For the email datasets, the assortative structure seems to come from lower-order interactions and increases in assortativity up to intermediate interaction sizes. The effective information is most affected by the low-order interactions and generally decreases as the filtering parameter is increased. For the biological datasets, they seem to be neither assortative nor disassortative. The change in the top-bottom or top-2 assortativity measures could be because of changes in the degree structure. For the proximity datasets, in all but the exclusion filtering, we generally observe more assortative interactions as k increases. In general, across all domains, top-bottom assortativity tends to decrease with k, except for the exclusion filtering, in which it decreases—though in all cases, the measure indicates disassortativity.

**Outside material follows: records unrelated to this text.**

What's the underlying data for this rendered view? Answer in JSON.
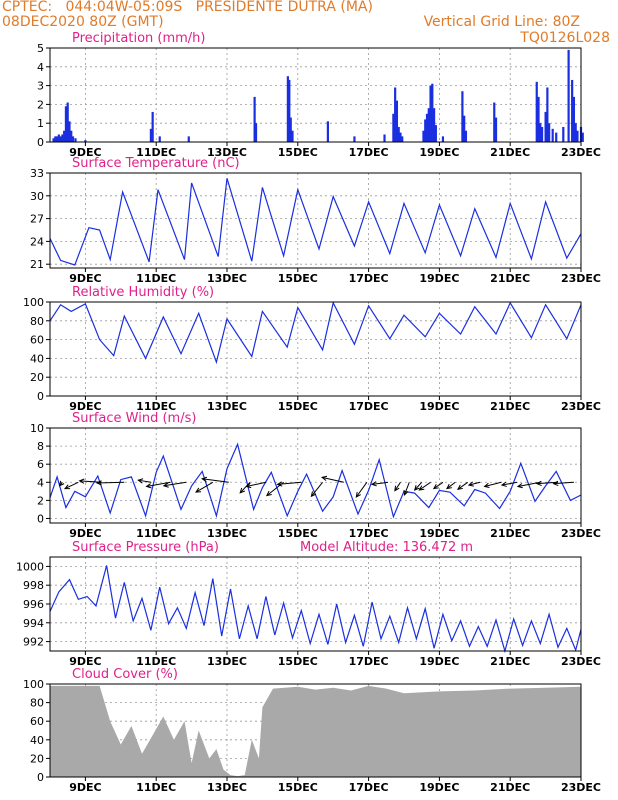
{
  "header": {
    "line1": "CPTEC:   044:04W-05:09S   PRESIDENTE DUTRA (MA)",
    "line2_left": "08DEC2020 80Z (GMT)",
    "line2_right": "Vertical Grid Line: 80Z",
    "line3_right": "TQ0126L028",
    "color": "#e07b2a"
  },
  "x_ticks": [
    "9DEC",
    "11DEC",
    "13DEC",
    "15DEC",
    "17DEC",
    "19DEC",
    "21DEC",
    "23DEC"
  ],
  "chart_data": [
    {
      "type": "bar",
      "title": "Precipitation (mm/h)",
      "ylim": [
        0,
        5
      ],
      "yticks": [
        "0",
        "1",
        "2",
        "3",
        "4",
        "5"
      ],
      "color": "#1a2fe0",
      "x": [
        8.1,
        8.15,
        8.2,
        8.25,
        8.3,
        8.35,
        8.4,
        8.45,
        8.5,
        8.55,
        8.6,
        8.65,
        8.72,
        9.0,
        10.85,
        10.9,
        11.1,
        11.92,
        13.78,
        13.82,
        14.72,
        14.76,
        14.8,
        14.85,
        15.85,
        16.6,
        17.45,
        17.7,
        17.75,
        17.8,
        17.85,
        17.9,
        17.95,
        18.55,
        18.6,
        18.65,
        18.7,
        18.75,
        18.8,
        18.85,
        18.9,
        19.1,
        19.65,
        19.7,
        19.75,
        20.55,
        20.6,
        21.75,
        21.8,
        21.85,
        21.9,
        22.0,
        22.05,
        22.1,
        22.2,
        22.3,
        22.5,
        22.65,
        22.75,
        22.8,
        22.85,
        22.9,
        23.0,
        23.05
      ],
      "values": [
        0.2,
        0.3,
        0.3,
        0.4,
        0.3,
        0.4,
        0.6,
        1.9,
        2.1,
        1.1,
        0.6,
        0.3,
        0.2,
        0.1,
        0.7,
        1.6,
        0.3,
        0.3,
        2.4,
        1.0,
        3.5,
        3.3,
        1.3,
        0.6,
        1.1,
        0.3,
        0.4,
        1.5,
        2.9,
        2.2,
        0.8,
        0.5,
        0.3,
        0.6,
        1.2,
        1.5,
        1.8,
        3.0,
        3.1,
        1.8,
        0.9,
        0.3,
        2.7,
        1.4,
        0.6,
        2.1,
        1.3,
        3.2,
        2.4,
        1.0,
        0.8,
        1.6,
        2.9,
        1.0,
        0.7,
        0.5,
        0.8,
        4.9,
        3.3,
        2.4,
        1.0,
        0.6,
        0.8,
        0.5
      ]
    },
    {
      "type": "line",
      "title": "Surface Temperature (nC)",
      "ylim": [
        20.5,
        33
      ],
      "yticks": [
        "21",
        "24",
        "27",
        "30",
        "33"
      ],
      "color": "#1a2fe0",
      "x": [
        8.0,
        8.3,
        8.7,
        9.1,
        9.4,
        9.7,
        10.05,
        10.8,
        11.05,
        11.8,
        12.0,
        12.75,
        13.0,
        13.7,
        14.0,
        14.6,
        15.0,
        15.6,
        16.0,
        16.6,
        17.0,
        17.6,
        18.0,
        18.6,
        19.0,
        19.6,
        20.0,
        20.6,
        21.0,
        21.6,
        22.0,
        22.6,
        23.0
      ],
      "values": [
        24.4,
        21.5,
        20.9,
        25.8,
        25.5,
        21.6,
        30.5,
        21.3,
        30.8,
        21.6,
        31.7,
        22.0,
        32.3,
        21.4,
        31.1,
        22.1,
        30.8,
        23.0,
        29.9,
        23.4,
        29.2,
        22.4,
        29.0,
        22.5,
        28.8,
        22.1,
        28.3,
        21.9,
        29.0,
        21.7,
        29.2,
        21.8,
        25.0
      ]
    },
    {
      "type": "line",
      "title": "Relative Humidity (%)",
      "ylim": [
        0,
        100
      ],
      "yticks": [
        "0",
        "20",
        "40",
        "60",
        "80",
        "100"
      ],
      "color": "#1a2fe0",
      "x": [
        8.0,
        8.3,
        8.6,
        9.0,
        9.4,
        9.8,
        10.1,
        10.7,
        11.2,
        11.7,
        12.2,
        12.7,
        13.0,
        13.7,
        14.0,
        14.7,
        15.0,
        15.7,
        16.0,
        16.6,
        17.0,
        17.6,
        18.0,
        18.6,
        19.0,
        19.6,
        20.0,
        20.6,
        21.0,
        21.6,
        22.0,
        22.6,
        23.0
      ],
      "values": [
        80,
        97,
        90,
        98,
        60,
        43,
        85,
        40,
        84,
        45,
        88,
        36,
        82,
        42,
        90,
        52,
        94,
        49,
        99,
        55,
        96,
        61,
        86,
        63,
        88,
        66,
        95,
        66,
        99,
        62,
        97,
        61,
        97
      ]
    },
    {
      "type": "line",
      "title": "Surface Wind (m/s)",
      "ylim": [
        -0.5,
        10
      ],
      "yticks": [
        "0",
        "2",
        "4",
        "6",
        "8",
        "10"
      ],
      "color": "#1a2fe0",
      "x": [
        8.0,
        8.2,
        8.45,
        8.7,
        9.0,
        9.35,
        9.7,
        10.0,
        10.3,
        10.7,
        11.0,
        11.2,
        11.7,
        12.0,
        12.3,
        12.7,
        13.0,
        13.3,
        13.75,
        14.0,
        14.25,
        14.7,
        15.0,
        15.25,
        15.7,
        16.0,
        16.25,
        16.7,
        17.0,
        17.3,
        17.7,
        18.0,
        18.3,
        18.7,
        19.0,
        19.3,
        19.7,
        20.0,
        20.3,
        20.7,
        21.0,
        21.3,
        21.7,
        22.0,
        22.3,
        22.7,
        23.0
      ],
      "values": [
        2.3,
        4.6,
        1.2,
        3.0,
        2.4,
        4.7,
        0.6,
        4.3,
        4.6,
        0.3,
        5.1,
        6.9,
        1.0,
        3.6,
        5.2,
        0.3,
        5.5,
        8.2,
        1.0,
        3.4,
        5.1,
        0.3,
        3.0,
        4.9,
        0.8,
        2.4,
        5.3,
        0.5,
        3.1,
        6.5,
        0.2,
        3.0,
        2.8,
        1.2,
        3.1,
        2.9,
        1.4,
        3.2,
        2.8,
        1.1,
        3.0,
        6.1,
        1.9,
        3.6,
        5.2,
        2.0,
        2.6
      ],
      "vectors": {
        "x": [
          8.35,
          8.8,
          9.45,
          10.1,
          10.85,
          11.4,
          11.85,
          12.6,
          13.05,
          13.65,
          14.1,
          14.6,
          15.1,
          15.7,
          16.3,
          16.95,
          17.55,
          17.9,
          18.15,
          18.5,
          18.75,
          19.1,
          19.45,
          19.8,
          20.15,
          20.75,
          21.2,
          21.85,
          22.35,
          22.8
        ],
        "u": [
          0.4,
          1.9,
          3.1,
          3.9,
          1.8,
          3.4,
          3.2,
          2.4,
          3.8,
          1.4,
          2.8,
          2.4,
          3.4,
          1.6,
          3.1,
          1.5,
          2.3,
          0.8,
          0.7,
          1.0,
          1.6,
          1.3,
          1.2,
          1.4,
          1.6,
          2.4,
          2.2,
          3.2,
          3.0,
          2.9
        ],
        "v": [
          0.5,
          0.9,
          -0.2,
          0.1,
          -0.3,
          0.6,
          0.5,
          1.4,
          -0.5,
          1.5,
          0.6,
          1.9,
          0.3,
          2.0,
          -0.7,
          2.1,
          0.3,
          1.2,
          1.8,
          1.1,
          1.1,
          0.9,
          0.9,
          1.0,
          0.4,
          0.6,
          0.4,
          0.6,
          0.2,
          0.2
        ]
      }
    },
    {
      "type": "line",
      "title": "Surface Pressure (hPa)",
      "subtitle": "Model Altitude:  136.472  m",
      "ylim": [
        991,
        1001
      ],
      "yticks": [
        "992",
        "994",
        "996",
        "998",
        "1000"
      ],
      "color": "#1a2fe0",
      "x": [
        8.0,
        8.25,
        8.55,
        8.8,
        9.05,
        9.3,
        9.6,
        9.85,
        10.1,
        10.35,
        10.6,
        10.85,
        11.1,
        11.35,
        11.6,
        11.85,
        12.1,
        12.35,
        12.6,
        12.85,
        13.1,
        13.35,
        13.6,
        13.85,
        14.1,
        14.35,
        14.6,
        14.85,
        15.1,
        15.35,
        15.6,
        15.85,
        16.1,
        16.35,
        16.6,
        16.85,
        17.1,
        17.35,
        17.6,
        17.85,
        18.1,
        18.35,
        18.6,
        18.85,
        19.1,
        19.35,
        19.6,
        19.85,
        20.1,
        20.35,
        20.6,
        20.85,
        21.1,
        21.35,
        21.6,
        21.85,
        22.1,
        22.35,
        22.6,
        22.85,
        23.0
      ],
      "values": [
        995.2,
        997.3,
        998.6,
        996.5,
        996.8,
        995.8,
        1000.1,
        994.5,
        998.3,
        994.2,
        996.6,
        993.2,
        997.8,
        993.9,
        995.6,
        993.4,
        997.2,
        993.7,
        998.7,
        992.6,
        997.6,
        992.3,
        995.8,
        992.3,
        996.8,
        992.7,
        996.1,
        992.4,
        995.3,
        991.8,
        994.9,
        991.7,
        996.0,
        991.9,
        994.8,
        991.5,
        996.2,
        992.3,
        994.7,
        991.9,
        995.6,
        992.3,
        995.5,
        991.3,
        994.9,
        992.1,
        994.2,
        991.5,
        993.6,
        991.5,
        994.3,
        991.0,
        994.4,
        991.6,
        994.2,
        991.8,
        994.9,
        991.4,
        993.4,
        991.1,
        993.3
      ]
    },
    {
      "type": "area",
      "title": "Cloud Cover (%)",
      "ylim": [
        0,
        100
      ],
      "yticks": [
        "0",
        "20",
        "40",
        "60",
        "80",
        "100"
      ],
      "color": "#a9a9a9",
      "x": [
        8.0,
        9.4,
        9.7,
        10.0,
        10.3,
        10.6,
        10.9,
        11.2,
        11.5,
        11.8,
        12.0,
        12.2,
        12.5,
        12.7,
        12.9,
        13.1,
        13.3,
        13.5,
        13.7,
        13.9,
        14.0,
        14.3,
        15.0,
        15.5,
        16.0,
        16.5,
        17.0,
        17.5,
        18.0,
        19.0,
        20.0,
        21.0,
        22.0,
        23.0
      ],
      "values": [
        98,
        98,
        60,
        35,
        55,
        25,
        45,
        65,
        40,
        60,
        15,
        50,
        20,
        30,
        8,
        2,
        1,
        2,
        40,
        20,
        75,
        95,
        97,
        94,
        96,
        93,
        98,
        95,
        90,
        92,
        93,
        95,
        96,
        97
      ]
    }
  ]
}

Across most[70] datasets, the betweenness centrality within LEQ and exclusion filterings is more stable than within uniform and GEQ filterings. This stability stems from the fact that among most datasets studied, lower-order interactions are significantly more numerous than higher-order interactions. Nonetheless, the different filterings offer complementary information and deep data insights about each dataset on the node level, such as the ones presented in the main text for the email-enron dataset.

The community structure is clear-cut in the proximity datasets, as communities correspond to students' classrooms and persists regardless of the filtering. The community structure is less evident in the email datasets—especially in the case of email-eu, where there are 42 ground truth labels. In this domain, we see that community structure is significantly impacted by interaction size, illustrating the discriminatory power of our approach. We refrain from commenting on community structure trends in the biological datasets since sparsity of diseasome precludes community structure analysis.